# Thread: find the value of k

1. ## find the value of k

find the value of k such that the system has infinite number of solutions

(k-1)x - y = 5
(k+1)x + (1-k)y = (3k+1)

plzz solve it wholly

thnks in advance

i am aquinted with the process of taking 3 cases and show the common value of k in all is the answer. so it will be helpful if u solve it with this process. i am having problem with factorising so plzz solve it wholly.

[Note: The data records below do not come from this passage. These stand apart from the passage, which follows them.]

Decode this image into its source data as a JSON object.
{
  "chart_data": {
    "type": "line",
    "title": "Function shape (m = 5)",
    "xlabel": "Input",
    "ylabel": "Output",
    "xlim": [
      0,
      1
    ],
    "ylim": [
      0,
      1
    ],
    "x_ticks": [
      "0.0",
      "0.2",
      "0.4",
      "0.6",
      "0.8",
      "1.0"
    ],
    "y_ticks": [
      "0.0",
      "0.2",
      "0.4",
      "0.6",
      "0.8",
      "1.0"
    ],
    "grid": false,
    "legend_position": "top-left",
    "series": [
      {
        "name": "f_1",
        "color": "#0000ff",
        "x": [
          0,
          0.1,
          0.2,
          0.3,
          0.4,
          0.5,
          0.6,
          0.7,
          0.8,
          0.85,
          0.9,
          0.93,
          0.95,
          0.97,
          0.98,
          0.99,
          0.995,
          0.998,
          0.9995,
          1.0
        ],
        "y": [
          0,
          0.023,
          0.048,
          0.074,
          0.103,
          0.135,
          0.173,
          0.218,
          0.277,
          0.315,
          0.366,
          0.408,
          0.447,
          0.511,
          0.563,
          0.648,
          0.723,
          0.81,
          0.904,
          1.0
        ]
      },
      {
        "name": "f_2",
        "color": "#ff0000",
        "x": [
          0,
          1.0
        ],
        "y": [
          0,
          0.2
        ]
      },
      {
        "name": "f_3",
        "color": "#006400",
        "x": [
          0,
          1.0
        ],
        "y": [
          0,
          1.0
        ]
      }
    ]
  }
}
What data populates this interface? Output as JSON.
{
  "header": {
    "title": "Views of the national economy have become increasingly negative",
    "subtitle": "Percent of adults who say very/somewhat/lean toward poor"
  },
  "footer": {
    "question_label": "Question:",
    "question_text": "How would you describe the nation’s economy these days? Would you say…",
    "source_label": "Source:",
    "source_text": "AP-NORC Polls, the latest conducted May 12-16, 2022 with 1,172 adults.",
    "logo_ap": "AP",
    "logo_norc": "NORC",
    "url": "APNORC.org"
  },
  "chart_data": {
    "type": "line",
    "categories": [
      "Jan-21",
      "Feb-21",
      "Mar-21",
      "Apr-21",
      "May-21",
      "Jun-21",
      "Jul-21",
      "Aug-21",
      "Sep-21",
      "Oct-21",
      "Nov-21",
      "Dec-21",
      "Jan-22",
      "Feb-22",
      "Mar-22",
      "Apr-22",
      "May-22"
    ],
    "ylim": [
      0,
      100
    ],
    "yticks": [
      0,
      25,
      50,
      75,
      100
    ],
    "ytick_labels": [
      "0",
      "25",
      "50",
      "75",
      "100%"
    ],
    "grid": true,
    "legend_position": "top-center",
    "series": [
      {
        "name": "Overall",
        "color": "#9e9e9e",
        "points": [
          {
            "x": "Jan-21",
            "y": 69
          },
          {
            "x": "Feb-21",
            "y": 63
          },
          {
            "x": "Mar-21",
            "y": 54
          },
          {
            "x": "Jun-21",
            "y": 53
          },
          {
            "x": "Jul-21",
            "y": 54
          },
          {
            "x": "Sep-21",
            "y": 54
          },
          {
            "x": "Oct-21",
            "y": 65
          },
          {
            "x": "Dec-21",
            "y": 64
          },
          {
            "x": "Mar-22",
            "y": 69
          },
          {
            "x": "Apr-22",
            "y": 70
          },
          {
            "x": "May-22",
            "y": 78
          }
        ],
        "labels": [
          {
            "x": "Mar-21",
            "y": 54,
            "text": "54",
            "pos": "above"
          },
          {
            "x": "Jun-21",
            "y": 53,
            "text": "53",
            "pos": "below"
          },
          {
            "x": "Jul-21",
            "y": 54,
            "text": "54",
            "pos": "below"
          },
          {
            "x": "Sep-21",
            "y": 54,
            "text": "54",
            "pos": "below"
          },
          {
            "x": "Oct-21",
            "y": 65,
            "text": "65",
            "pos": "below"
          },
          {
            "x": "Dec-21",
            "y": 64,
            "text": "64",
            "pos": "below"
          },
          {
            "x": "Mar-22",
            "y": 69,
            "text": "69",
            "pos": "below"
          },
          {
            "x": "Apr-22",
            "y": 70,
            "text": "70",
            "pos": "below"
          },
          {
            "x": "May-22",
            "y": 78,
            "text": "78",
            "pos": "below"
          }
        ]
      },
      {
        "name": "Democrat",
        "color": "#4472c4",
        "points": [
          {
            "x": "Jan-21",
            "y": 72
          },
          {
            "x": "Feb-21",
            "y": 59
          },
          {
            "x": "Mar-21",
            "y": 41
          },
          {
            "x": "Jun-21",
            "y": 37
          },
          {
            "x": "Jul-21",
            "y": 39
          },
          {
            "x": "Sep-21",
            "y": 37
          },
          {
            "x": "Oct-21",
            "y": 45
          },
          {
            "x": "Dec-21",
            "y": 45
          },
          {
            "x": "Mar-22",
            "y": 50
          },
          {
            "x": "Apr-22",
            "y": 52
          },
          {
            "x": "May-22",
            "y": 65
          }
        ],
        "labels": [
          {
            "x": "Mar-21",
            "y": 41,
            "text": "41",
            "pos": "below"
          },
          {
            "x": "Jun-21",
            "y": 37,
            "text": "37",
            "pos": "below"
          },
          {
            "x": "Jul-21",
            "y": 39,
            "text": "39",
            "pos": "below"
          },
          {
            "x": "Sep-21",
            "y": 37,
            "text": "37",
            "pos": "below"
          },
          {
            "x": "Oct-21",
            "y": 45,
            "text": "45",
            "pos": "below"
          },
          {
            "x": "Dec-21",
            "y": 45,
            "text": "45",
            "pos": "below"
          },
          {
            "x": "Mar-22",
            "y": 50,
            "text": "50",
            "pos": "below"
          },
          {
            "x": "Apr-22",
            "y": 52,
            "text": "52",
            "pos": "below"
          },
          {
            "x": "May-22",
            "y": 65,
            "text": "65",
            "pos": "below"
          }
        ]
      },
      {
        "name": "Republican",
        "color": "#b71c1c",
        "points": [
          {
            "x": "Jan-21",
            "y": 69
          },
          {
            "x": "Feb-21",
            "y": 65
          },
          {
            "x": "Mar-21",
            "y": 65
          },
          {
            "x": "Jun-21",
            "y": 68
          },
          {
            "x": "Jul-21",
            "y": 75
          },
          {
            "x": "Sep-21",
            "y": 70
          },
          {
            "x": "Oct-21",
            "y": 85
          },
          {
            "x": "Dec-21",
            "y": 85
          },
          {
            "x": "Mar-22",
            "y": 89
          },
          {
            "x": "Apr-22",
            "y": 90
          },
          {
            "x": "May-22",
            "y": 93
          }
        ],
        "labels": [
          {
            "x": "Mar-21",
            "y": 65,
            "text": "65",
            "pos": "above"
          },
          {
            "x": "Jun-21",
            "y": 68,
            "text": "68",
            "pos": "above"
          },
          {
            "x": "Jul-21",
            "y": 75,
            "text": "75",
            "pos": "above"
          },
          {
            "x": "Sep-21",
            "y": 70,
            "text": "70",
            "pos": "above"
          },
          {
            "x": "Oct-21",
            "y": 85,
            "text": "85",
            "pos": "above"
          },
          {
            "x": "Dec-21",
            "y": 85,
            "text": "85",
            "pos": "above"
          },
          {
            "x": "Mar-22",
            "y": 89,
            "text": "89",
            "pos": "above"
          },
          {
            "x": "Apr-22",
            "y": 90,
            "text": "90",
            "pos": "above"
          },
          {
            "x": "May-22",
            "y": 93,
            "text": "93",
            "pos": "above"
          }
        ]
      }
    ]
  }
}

2. Originally Posted by saha.subham
find the value of k such that the system has infinite number of solutions

(k-1)x - y = 5
(k+1)x + (1-k)y = (3k+1)

plzz solve it wholly

thnks in advance

i am aquinted with the process of taking 3 cases and show the common value of k in all is the answer. so it will be helpful if u solve it with this process. i am having problem with factorising so plzz solve it wholly.
Someone will probably post a full solution after me, but I prefer to give a hint.

Consider the equations

x = y + 1
2x = 2y + 2

Note how this system has an infinite number of solutions.

So...

3. i no the process but just getting stuck in factorising so plzz anybody help me

4. Originally Posted by saha.subham
i no the process but just getting stuck in factorising so plzz anybody help me
Factorising???

Write

$\frac{k-1}{k+1}=\frac{-1}{1-k}=\frac{5}{3k+1}$

and solve for $k$.

5. Originally Posted by undefined
Factorising???

Write

$\frac{k-1}{k+1}=\frac{-1}{1-k}=\frac{5}{3k+1}$

and solve for $k$.
forget abt it plzz solve it fully

6. Have you even tried anything yourself? In particular, in the original system,
(k-1)x - y = 5
(k+1)x + (1-k)y = (3k+1)
if you multiply the first equation by 1- k and add to the second equation, what do you get?

7. i have solved all this type of sums accept 3 this is one of them plzz help

8. Originally Posted by saha.subham
i have solved all this type of sums accept 3 this is one of them plzz help
In what I wrote above, we have

$\frac{-1}{1-k}=\frac{5}{3k+1}$

Solve for $k$.. cross multiply.. easy stuff... plug the value you get back into the equations and see that it works out very nicely..

9. i understands it but i want to do all the sums by the same process
my process is
case1 -
for terms 1 and 2 i have to show the value of k

case 2

for terms 2 and 3 i have to show the value of k

case 3

for terms 1 and 3 i have to show the value of k

now the common value of k in all is the answer.

10. i have solved for case 2

for case 1 i have
k-1/k+1 = -1/1-k

for case 3

k-1/k+1 = 5/3k+1

plzz solve for k in both the case which i am not being able to do.

11. Hi saha.subham,

If $\frac{a}{b} = \frac{c}{d}$ then

ad = bc.

Similarly, can you simplify

$\frac{k-1}{k+1}$ = $\frac{-1}{1-k}$

12. Ah, it wasn't clear to me that you knew how to write the equations but not solve them. I did not know that the three cases you mentioned were the ones I wrote down. Please try to be a little more specific in the future, and show work; you would have gotten the guidance you needed a lot sooner that way.

I figured since solving systems of equations is more advanced than cross multiplying that you knew the procedure. Hopefully with sa-ri-ga-ma's post you will now have what you require to complete the problem.

Best regards.

Edit: Maybe by "factorising" you meant applying the distributive property? For example if you wanted to solve

$\frac{k-1}{k+1}=\frac{-1}{1-k}$

you would need to distribute as follows

$(k-1)(1-k)=-1(k+1)$

$k-k^2-1+k=-k-1$

Or further on, there is a place to factor out a $k$.

$3k-k^2=0$

$k(3-k)=0$

$k=0 \ \ \text{ OR }\ \ k=3$

Of course it's much easier to just solve

$\frac{-1}{1-k}=\frac{5}{3k+1}$

and plug in the value of $k$ you find to make sure it satisfies

$\frac{k-1}{k+1}=\frac{-1}{1-k}$

Anyway, this is a complete solution to one of the three cases you mentioned, so now you really should have all the tools you need to solve the other cases.